It is a truism that in a democracy, every citizen should have the opportunity to take part in decision making about what we do, how we operate, how we structure the world in which we live. As theories, practices, and the organizational forms and processes of democracy developed over the past several hundred years, that was how we structured the social world within which we live. Elections, legislative processes, judicial interpretations of law and evidence have been and all remain parts of how we go about policy-making for humans.
Now, though, we recognize that the world for which we are making decisions is not just social. It is sociotechnical, and in the digital environment, as the saw says, “code is law,” responsible for providing an infrastructure of constraints and affordances that affect what we do, how we operate, and how we structure the social world within which we live. The social side of decision making remains in place (however troubled), and it will be to everyone’s advantage should we learn how to bring the two sides—the social and the technical—into a common conversation and decision making in concert. But what are the processes through which individuals might take part in the design of technologies hard and soft and of network architectures that are analogous to the processes we use to shape our social world? The better developed, the more sophisticated and nuanced, and the more widespread the practices and commitments of those who use technologies to participate in their creation, the more likely it is that communal efforts will effectively become a part of decision-making conversations and affect outcomes.
This is the problem to which Sasha Costanza-Chock’s Design Justice: Community-Led Practices to Build the Worlds We Need devotes itself. Using illustrative cases involving a range of specific technologies, from airport body scanners to Twitter and more, the book moves systematically through the question of who it is who historically and typically participates in design processes—and who could; the sites, both physical and processual, where or during which communal participation in design processes can take place; and the limits to what even those individuals most avid about participating in such processes can do given all the pressures of their daily lives, on the one hand, and the multiple literacies needed on the other. The book is beautifully written, the cases inherently interesting in their own right, as well as importantly illustrative, and the author brings deep knowledge of several scholarly literatures to the work.

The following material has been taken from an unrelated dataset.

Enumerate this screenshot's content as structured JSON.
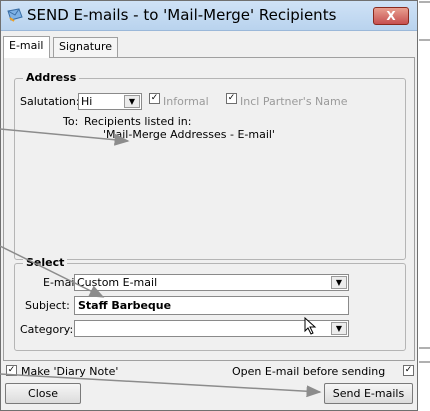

In all that it brings together, this book is a terrific contribution that should be widely read. University curricula that include degree programs in this domain are beginning to pop up all over; for these, Design Justice provides an exceptionally rich introductory overview of the field. Practitioners—both on the technology design side and on the social/political advocacy side—will find the work useful as well. But in my view the chapter that is the most interesting, original, and important is the third, on the ways in which social movements have themselves been responsible for much technological innovation. The other inadequately appreciated and studied social source of and motivation for technological invention and innovation, of course, is poverty; I thank the community of Guatemalan refugees in Minneapolis-St. Paul in the 1980s for teaching me this lesson so profoundly. There is literature in these two areas, but it is sporadic, often epiphenomenal. Christine Ogan, for example, is to be honored for research on the then-unexpected political uses of the videocassette recorder in Turkey, also in the 1980s, that was supported by grant funds received to study what were expected to be the Hollywood-intended purposes of increasing the distribution of films. The best of the work is strong in the thickness of case-driven analyses, frequently enriched by the personal experiences of authors who were participant-observers and/or who produced autoethnographies, but a full and systematic history of information and communication technologies from these interrelated perspectives has yet to be appear and would be incredibly valuable for many reasons.
And here the circle comes around. In today’s sociotechnical environment, Costanza-Chock argues, the way to effectively ensure that there is design justice when it comes to technologies is to innovate on the social side with the development of new communal formations and processes. The book offers positive recommendations of multiple kinds, from practice to policy to research, throughout, and provides a good foundation from which to continue to develop and engage in research, theory, and praxis.